La plupart du temps, les médecins et les psys mettent tous nos problèmes physiques et psychologiques sur le dos de notre travail, alors que souvent ce n'est pas le problème.
Amélie, travailleuse du sexe
Pour la jeune femme, la reconnaissance d'une pathologie ou d'un acte de violences sexistes et sexuelles est encore plus difficile en tant que travailleuse du sexe. "Dans l’imaginaire des gens c'est impossible qu’une travailleuse du sexe puisse aussi être violée. Souvent on est perçues comme des privilégiées accros au sexe qui joignent l’utile à l’agréable en se faisant payer." C'est pourquoi la plupart des TDS refusent de se "outer", de révéler leur profession à leurs proches, à la police ou à des médecins.
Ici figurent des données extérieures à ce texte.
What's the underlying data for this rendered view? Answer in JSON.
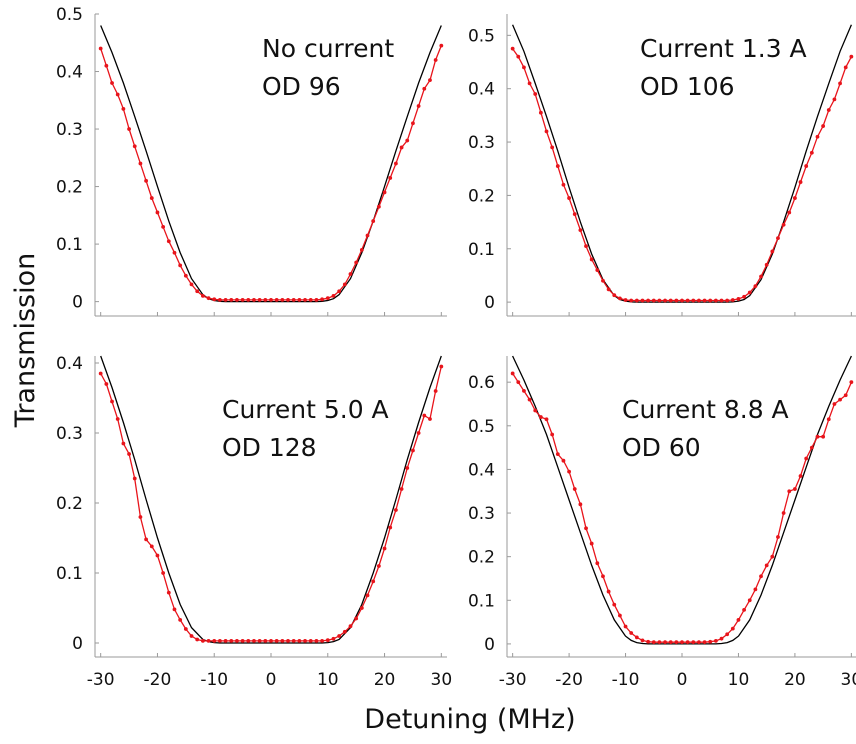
{
  "figure": {
    "xlabel": "Detuning (MHz)",
    "ylabel": "Transmission"
  },
  "chart_data": [
    {
      "type": "line",
      "annotation": [
        "No current",
        "OD 96"
      ],
      "xlim": [
        -31,
        31
      ],
      "ylim": [
        -0.025,
        0.5
      ],
      "xticks": [
        -30,
        -20,
        -10,
        0,
        10,
        20,
        30
      ],
      "yticks": [
        0,
        0.1,
        0.2,
        0.3,
        0.4,
        0.5
      ],
      "ytick_labels": [
        "0",
        "0.1",
        "0.2",
        "0.3",
        "0.4",
        "0.5"
      ],
      "series": [
        {
          "role": "fit",
          "color": "#000000",
          "x": [
            -30,
            -28,
            -26,
            -24,
            -22,
            -20,
            -18,
            -16,
            -14,
            -12,
            -11,
            -10,
            -9,
            -8,
            -6,
            -4,
            -2,
            0,
            2,
            4,
            6,
            8,
            9,
            10,
            11,
            12,
            14,
            16,
            18,
            20,
            22,
            24,
            26,
            28,
            30
          ],
          "y": [
            0.48,
            0.433,
            0.38,
            0.322,
            0.262,
            0.2,
            0.14,
            0.085,
            0.04,
            0.012,
            0.005,
            0.002,
            0.0005,
            0,
            0,
            0,
            0,
            0,
            0,
            0,
            0,
            0,
            0.0005,
            0.002,
            0.005,
            0.012,
            0.04,
            0.085,
            0.14,
            0.2,
            0.262,
            0.322,
            0.38,
            0.433,
            0.48
          ]
        },
        {
          "role": "data",
          "color": "#e8141b",
          "x": [
            -30,
            -29,
            -28,
            -27,
            -26,
            -25,
            -24,
            -23,
            -22,
            -21,
            -20,
            -19,
            -18,
            -17,
            -16,
            -15,
            -14,
            -13,
            -12,
            -11,
            -10,
            -9,
            -8,
            -7,
            -6,
            -5,
            -4,
            -3,
            -2,
            -1,
            0,
            1,
            2,
            3,
            4,
            5,
            6,
            7,
            8,
            9,
            10,
            11,
            12,
            13,
            14,
            15,
            16,
            17,
            18,
            19,
            20,
            21,
            22,
            23,
            24,
            25,
            26,
            27,
            28,
            29,
            30
          ],
          "y": [
            0.44,
            0.41,
            0.38,
            0.36,
            0.335,
            0.3,
            0.27,
            0.24,
            0.21,
            0.18,
            0.155,
            0.13,
            0.105,
            0.085,
            0.063,
            0.045,
            0.03,
            0.018,
            0.01,
            0.006,
            0.004,
            0.003,
            0.003,
            0.003,
            0.003,
            0.003,
            0.003,
            0.003,
            0.003,
            0.003,
            0.003,
            0.003,
            0.003,
            0.003,
            0.003,
            0.003,
            0.003,
            0.003,
            0.003,
            0.004,
            0.006,
            0.01,
            0.018,
            0.03,
            0.048,
            0.068,
            0.09,
            0.115,
            0.14,
            0.165,
            0.19,
            0.215,
            0.24,
            0.268,
            0.28,
            0.31,
            0.34,
            0.37,
            0.385,
            0.42,
            0.445
          ]
        }
      ]
    },
    {
      "type": "line",
      "annotation": [
        "Current 1.3 A",
        "OD 106"
      ],
      "xlim": [
        -31,
        31
      ],
      "ylim": [
        -0.026,
        0.54
      ],
      "xticks": [
        -30,
        -20,
        -10,
        0,
        10,
        20,
        30
      ],
      "yticks": [
        0,
        0.1,
        0.2,
        0.3,
        0.4,
        0.5
      ],
      "ytick_labels": [
        "0",
        "0.1",
        "0.2",
        "0.3",
        "0.4",
        "0.5"
      ],
      "series": [
        {
          "role": "fit",
          "color": "#000000",
          "x": [
            -30,
            -28,
            -26,
            -24,
            -22,
            -20,
            -18,
            -16,
            -14,
            -12,
            -11,
            -10,
            -9,
            -8,
            -6,
            -4,
            -2,
            0,
            2,
            4,
            6,
            8,
            9,
            10,
            11,
            12,
            14,
            16,
            18,
            20,
            22,
            24,
            26,
            28,
            30
          ],
          "y": [
            0.52,
            0.47,
            0.41,
            0.348,
            0.283,
            0.215,
            0.15,
            0.09,
            0.042,
            0.012,
            0.005,
            0.002,
            0.0005,
            0,
            0,
            0,
            0,
            0,
            0,
            0,
            0,
            0,
            0.0005,
            0.002,
            0.005,
            0.012,
            0.042,
            0.09,
            0.15,
            0.215,
            0.283,
            0.348,
            0.41,
            0.47,
            0.52
          ]
        },
        {
          "role": "data",
          "color": "#e8141b",
          "x": [
            -30,
            -29,
            -28,
            -27,
            -26,
            -25,
            -24,
            -23,
            -22,
            -21,
            -20,
            -19,
            -18,
            -17,
            -16,
            -15,
            -14,
            -13,
            -12,
            -11,
            -10,
            -9,
            -8,
            -7,
            -6,
            -5,
            -4,
            -3,
            -2,
            -1,
            0,
            1,
            2,
            3,
            4,
            5,
            6,
            7,
            8,
            9,
            10,
            11,
            12,
            13,
            14,
            15,
            16,
            17,
            18,
            19,
            20,
            21,
            22,
            23,
            24,
            25,
            26,
            27,
            28,
            29,
            30
          ],
          "y": [
            0.475,
            0.46,
            0.44,
            0.41,
            0.39,
            0.355,
            0.32,
            0.29,
            0.255,
            0.22,
            0.195,
            0.165,
            0.135,
            0.105,
            0.08,
            0.06,
            0.04,
            0.024,
            0.013,
            0.007,
            0.004,
            0.003,
            0.003,
            0.003,
            0.003,
            0.003,
            0.003,
            0.003,
            0.003,
            0.003,
            0.003,
            0.003,
            0.003,
            0.003,
            0.003,
            0.003,
            0.003,
            0.003,
            0.003,
            0.004,
            0.006,
            0.01,
            0.018,
            0.03,
            0.048,
            0.07,
            0.095,
            0.12,
            0.145,
            0.168,
            0.195,
            0.225,
            0.255,
            0.28,
            0.31,
            0.33,
            0.36,
            0.38,
            0.41,
            0.44,
            0.46
          ]
        }
      ]
    },
    {
      "type": "line",
      "annotation": [
        "Current 5.0 A",
        "OD 128"
      ],
      "xlim": [
        -31,
        31
      ],
      "ylim": [
        -0.02,
        0.41
      ],
      "xticks": [
        -30,
        -20,
        -10,
        0,
        10,
        20,
        30
      ],
      "yticks": [
        0,
        0.1,
        0.2,
        0.3,
        0.4
      ],
      "ytick_labels": [
        "0",
        "0.1",
        "0.2",
        "0.3",
        "0.4"
      ],
      "series": [
        {
          "role": "fit",
          "color": "#000000",
          "x": [
            -30,
            -28,
            -26,
            -24,
            -22,
            -20,
            -18,
            -16,
            -14,
            -12,
            -11,
            -10,
            -9,
            -8,
            -6,
            -4,
            -2,
            0,
            2,
            4,
            6,
            8,
            9,
            10,
            11,
            12,
            14,
            16,
            18,
            20,
            22,
            24,
            26,
            28,
            30
          ],
          "y": [
            0.41,
            0.365,
            0.315,
            0.262,
            0.205,
            0.15,
            0.1,
            0.055,
            0.022,
            0.005,
            0.002,
            0.0005,
            0,
            0,
            0,
            0,
            0,
            0,
            0,
            0,
            0,
            0,
            0,
            0.0005,
            0.002,
            0.005,
            0.022,
            0.055,
            0.1,
            0.15,
            0.205,
            0.262,
            0.315,
            0.365,
            0.41
          ]
        },
        {
          "role": "data",
          "color": "#e8141b",
          "x": [
            -30,
            -29,
            -28,
            -27,
            -26,
            -25,
            -24,
            -23,
            -22,
            -21,
            -20,
            -19,
            -18,
            -17,
            -16,
            -15,
            -14,
            -13,
            -12,
            -11,
            -10,
            -9,
            -8,
            -7,
            -6,
            -5,
            -4,
            -3,
            -2,
            -1,
            0,
            1,
            2,
            3,
            4,
            5,
            6,
            7,
            8,
            9,
            10,
            11,
            12,
            13,
            14,
            15,
            16,
            17,
            18,
            19,
            20,
            21,
            22,
            23,
            24,
            25,
            26,
            27,
            28,
            29,
            30
          ],
          "y": [
            0.385,
            0.37,
            0.345,
            0.32,
            0.285,
            0.27,
            0.235,
            0.18,
            0.148,
            0.138,
            0.125,
            0.1,
            0.072,
            0.048,
            0.033,
            0.02,
            0.01,
            0.005,
            0.003,
            0.003,
            0.003,
            0.003,
            0.003,
            0.003,
            0.003,
            0.003,
            0.003,
            0.003,
            0.003,
            0.003,
            0.003,
            0.003,
            0.003,
            0.003,
            0.003,
            0.003,
            0.003,
            0.003,
            0.003,
            0.003,
            0.004,
            0.006,
            0.01,
            0.016,
            0.024,
            0.035,
            0.05,
            0.068,
            0.088,
            0.11,
            0.135,
            0.165,
            0.19,
            0.22,
            0.25,
            0.275,
            0.3,
            0.325,
            0.32,
            0.36,
            0.395
          ]
        }
      ]
    },
    {
      "type": "line",
      "annotation": [
        "Current 8.8 A",
        "OD 60"
      ],
      "xlim": [
        -31,
        31
      ],
      "ylim": [
        -0.03,
        0.66
      ],
      "xticks": [
        -30,
        -20,
        -10,
        0,
        10,
        20,
        30
      ],
      "yticks": [
        0,
        0.1,
        0.2,
        0.3,
        0.4,
        0.5,
        0.6
      ],
      "ytick_labels": [
        "0",
        "0.1",
        "0.2",
        "0.3",
        "0.4",
        "0.5",
        "0.6"
      ],
      "series": [
        {
          "role": "fit",
          "color": "#000000",
          "x": [
            -30,
            -28,
            -26,
            -24,
            -22,
            -20,
            -18,
            -16,
            -14,
            -12,
            -10,
            -9,
            -8,
            -7,
            -6,
            -4,
            -2,
            0,
            2,
            4,
            6,
            7,
            8,
            9,
            10,
            12,
            14,
            16,
            18,
            20,
            22,
            24,
            26,
            28,
            30
          ],
          "y": [
            0.66,
            0.605,
            0.545,
            0.48,
            0.405,
            0.33,
            0.255,
            0.18,
            0.112,
            0.055,
            0.018,
            0.008,
            0.003,
            0.001,
            0,
            0,
            0,
            0,
            0,
            0,
            0,
            0.001,
            0.003,
            0.008,
            0.018,
            0.055,
            0.112,
            0.18,
            0.255,
            0.33,
            0.405,
            0.48,
            0.545,
            0.605,
            0.66
          ]
        },
        {
          "role": "data",
          "color": "#e8141b",
          "x": [
            -30,
            -29,
            -28,
            -27,
            -26,
            -25,
            -24,
            -23,
            -22,
            -21,
            -20,
            -19,
            -18,
            -17,
            -16,
            -15,
            -14,
            -13,
            -12,
            -11,
            -10,
            -9,
            -8,
            -7,
            -6,
            -5,
            -4,
            -3,
            -2,
            -1,
            0,
            1,
            2,
            3,
            4,
            5,
            6,
            7,
            8,
            9,
            10,
            11,
            12,
            13,
            14,
            15,
            16,
            17,
            18,
            19,
            20,
            21,
            22,
            23,
            24,
            25,
            26,
            27,
            28,
            29,
            30
          ],
          "y": [
            0.62,
            0.6,
            0.58,
            0.56,
            0.535,
            0.52,
            0.515,
            0.48,
            0.435,
            0.42,
            0.395,
            0.355,
            0.32,
            0.265,
            0.23,
            0.185,
            0.155,
            0.12,
            0.09,
            0.065,
            0.04,
            0.025,
            0.015,
            0.008,
            0.005,
            0.004,
            0.004,
            0.004,
            0.004,
            0.004,
            0.004,
            0.004,
            0.004,
            0.004,
            0.004,
            0.005,
            0.007,
            0.012,
            0.022,
            0.035,
            0.055,
            0.078,
            0.1,
            0.125,
            0.155,
            0.18,
            0.2,
            0.245,
            0.3,
            0.35,
            0.355,
            0.385,
            0.425,
            0.45,
            0.475,
            0.475,
            0.515,
            0.55,
            0.56,
            0.57,
            0.6
          ]
        }
      ]
    }
  ]
}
Il m'est arrivé plusieurs fois que les soignants que je consultais abusent de mon statut de TDS pour me demander des relations sexuelles.
Amélie
Pourtant, les violences sexistes et sexuelles sont bien réelles, notamment dans le milieu médical. "Il m'est arrivé plusieurs fois que les soignants que je consultais abusent de mon statut de TDS pour me demander des relations sexuelles." Amélie explique notamment avoir reçu des avances très insistantes et explicites de son médecin traitant, qu'elle voyait depuis plusieurs années et qui connaissait son statut de TDS, qui lui avait "presque imposé une prestation". "Depuis je l'évite le plus possible, mais ça m'arrive de devoir le consulter de nouveau et je suis vraiment très mal à l'aise."